Les soins médicaux prodigués au défendeur et au défunt
- Le traitement du défendeur :
Nous rappelons P/92 – un mémorandum daté du 18 avril 2021, dans lequel l'enquêteur Elad Avraham transcrit une conversation téléphonique entre lui et le Legal Institute for Life Examination. Comme indiqué là-bas, il a parlé avec une examinatrice et a demandé s'il était possible de réaliser un test de vie pour une personne qui refusait de le faire, et il a reçu la réponse négative. Il a reçu une réponse identique concernant la possibilité d'examiner des photos des blessures et des coupures, sans son consentement, ainsi que la clarification de l'Institut, selon laquelle « s'il maintient son droit de garder le silence et s'il ne répond pas à la demande de réaliser un test de vie, cela signifie qu'il n'approuve pas et que son approbation est requise et rien d'autre, et donc il ne peut pas du tout de faire un test de vie sur le suspect » (paragraphe 4 du mémorandum susmentionné).

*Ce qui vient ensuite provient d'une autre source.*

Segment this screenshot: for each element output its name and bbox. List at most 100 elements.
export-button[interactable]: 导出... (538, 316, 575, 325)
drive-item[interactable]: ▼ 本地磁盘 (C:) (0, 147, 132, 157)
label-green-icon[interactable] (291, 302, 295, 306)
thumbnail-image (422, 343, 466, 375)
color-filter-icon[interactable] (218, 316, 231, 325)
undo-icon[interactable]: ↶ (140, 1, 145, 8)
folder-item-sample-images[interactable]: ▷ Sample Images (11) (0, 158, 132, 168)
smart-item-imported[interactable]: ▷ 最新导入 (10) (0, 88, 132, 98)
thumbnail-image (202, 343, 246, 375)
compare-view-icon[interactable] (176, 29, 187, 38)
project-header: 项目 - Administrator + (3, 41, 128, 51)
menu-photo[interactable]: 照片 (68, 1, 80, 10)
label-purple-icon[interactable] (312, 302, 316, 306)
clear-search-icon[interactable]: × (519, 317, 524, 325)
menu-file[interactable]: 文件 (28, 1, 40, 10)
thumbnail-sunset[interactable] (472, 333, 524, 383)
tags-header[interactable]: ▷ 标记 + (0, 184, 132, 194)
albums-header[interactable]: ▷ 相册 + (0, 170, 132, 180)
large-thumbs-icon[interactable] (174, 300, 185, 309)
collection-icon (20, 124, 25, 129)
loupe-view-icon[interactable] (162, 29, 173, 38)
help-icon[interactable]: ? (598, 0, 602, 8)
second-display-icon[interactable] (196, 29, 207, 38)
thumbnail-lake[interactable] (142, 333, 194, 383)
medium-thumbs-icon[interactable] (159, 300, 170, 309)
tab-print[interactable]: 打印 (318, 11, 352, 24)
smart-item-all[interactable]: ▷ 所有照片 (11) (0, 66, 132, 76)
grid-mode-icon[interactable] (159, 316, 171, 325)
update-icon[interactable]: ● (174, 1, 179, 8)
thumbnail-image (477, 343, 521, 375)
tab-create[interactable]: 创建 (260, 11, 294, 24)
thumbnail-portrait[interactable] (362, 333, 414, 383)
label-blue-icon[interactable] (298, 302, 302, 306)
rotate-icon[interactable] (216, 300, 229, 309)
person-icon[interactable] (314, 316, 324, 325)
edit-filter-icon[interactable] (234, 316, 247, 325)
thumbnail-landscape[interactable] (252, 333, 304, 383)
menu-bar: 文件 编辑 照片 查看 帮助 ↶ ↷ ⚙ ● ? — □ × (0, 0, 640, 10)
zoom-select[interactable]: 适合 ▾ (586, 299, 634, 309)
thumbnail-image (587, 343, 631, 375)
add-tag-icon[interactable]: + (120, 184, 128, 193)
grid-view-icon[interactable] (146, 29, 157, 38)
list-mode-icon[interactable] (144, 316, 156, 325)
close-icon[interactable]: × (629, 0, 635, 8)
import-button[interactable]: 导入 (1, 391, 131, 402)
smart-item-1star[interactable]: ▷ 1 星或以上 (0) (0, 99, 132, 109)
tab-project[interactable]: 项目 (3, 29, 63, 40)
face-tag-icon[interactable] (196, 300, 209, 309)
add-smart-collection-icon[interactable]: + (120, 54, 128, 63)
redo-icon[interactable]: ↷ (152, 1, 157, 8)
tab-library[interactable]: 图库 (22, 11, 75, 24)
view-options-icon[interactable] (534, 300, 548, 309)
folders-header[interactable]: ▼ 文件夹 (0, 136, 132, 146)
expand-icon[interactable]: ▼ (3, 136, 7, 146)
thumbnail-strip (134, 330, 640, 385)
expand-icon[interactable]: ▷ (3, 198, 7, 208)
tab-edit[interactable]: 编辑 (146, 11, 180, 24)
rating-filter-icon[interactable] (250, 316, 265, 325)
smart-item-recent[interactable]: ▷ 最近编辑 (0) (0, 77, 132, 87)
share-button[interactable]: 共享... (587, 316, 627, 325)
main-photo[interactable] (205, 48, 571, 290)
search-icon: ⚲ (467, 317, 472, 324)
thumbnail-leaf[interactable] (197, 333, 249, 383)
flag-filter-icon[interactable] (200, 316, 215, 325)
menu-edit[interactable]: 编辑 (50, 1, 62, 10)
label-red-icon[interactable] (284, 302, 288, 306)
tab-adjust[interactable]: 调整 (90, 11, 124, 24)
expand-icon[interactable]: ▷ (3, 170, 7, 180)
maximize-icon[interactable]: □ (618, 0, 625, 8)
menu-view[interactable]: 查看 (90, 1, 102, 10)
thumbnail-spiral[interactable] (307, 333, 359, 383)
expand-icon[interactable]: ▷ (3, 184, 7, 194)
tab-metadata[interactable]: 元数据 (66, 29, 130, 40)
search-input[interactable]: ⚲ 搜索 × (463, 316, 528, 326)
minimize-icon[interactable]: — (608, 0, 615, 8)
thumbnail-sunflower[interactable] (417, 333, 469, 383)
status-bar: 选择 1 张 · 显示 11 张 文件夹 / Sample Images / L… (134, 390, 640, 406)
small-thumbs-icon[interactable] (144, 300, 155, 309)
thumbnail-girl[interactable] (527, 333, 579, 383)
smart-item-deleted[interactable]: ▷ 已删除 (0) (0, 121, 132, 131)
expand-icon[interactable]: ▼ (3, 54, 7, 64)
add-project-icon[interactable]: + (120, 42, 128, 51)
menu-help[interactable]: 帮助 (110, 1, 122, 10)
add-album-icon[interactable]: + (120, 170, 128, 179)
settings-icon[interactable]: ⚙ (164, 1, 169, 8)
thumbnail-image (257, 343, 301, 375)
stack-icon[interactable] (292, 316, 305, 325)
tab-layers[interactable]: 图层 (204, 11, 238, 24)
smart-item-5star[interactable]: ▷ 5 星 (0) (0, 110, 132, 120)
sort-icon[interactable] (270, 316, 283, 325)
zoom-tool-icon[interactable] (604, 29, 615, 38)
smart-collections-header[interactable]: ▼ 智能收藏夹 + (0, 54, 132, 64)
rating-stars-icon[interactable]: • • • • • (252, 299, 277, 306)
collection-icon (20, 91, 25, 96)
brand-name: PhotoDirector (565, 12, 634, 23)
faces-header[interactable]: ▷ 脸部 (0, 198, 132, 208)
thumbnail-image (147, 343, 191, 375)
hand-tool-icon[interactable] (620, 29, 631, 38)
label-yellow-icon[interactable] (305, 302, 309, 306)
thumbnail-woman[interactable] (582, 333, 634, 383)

Concernant le contenu de ce qui a été déclaré et que l'enquêteur Elad Avraham a témoigné au tribunal, le 25 juin 2023, à la p. 898). Le manquement à cet examen est également valable, la défense plaidant pour un échec à l'enquête. À la lumière de ce qui précède, cela ne doit pas être considéré comme une omission.
La pièce 8 a été déposée - un résumé de la sortie médicale du défendeur du service de chirurgie plastique de l'hôpital Soroka, datée du 5 avril 2021 à 09h48, après avoir subi une opération pour réparer des tendons tordus de ses doigts (Dr Alexander Cohen).
Lettre de résumé médical - sortie des urgences (P/9), datée du 23.03.21 à 14h44. Il a été admis dans la salle de traumatologie à 10h02 et transféré aux urgences chirurgicales pour un traitement complémentaire, en raison de multiples coupures aux mains.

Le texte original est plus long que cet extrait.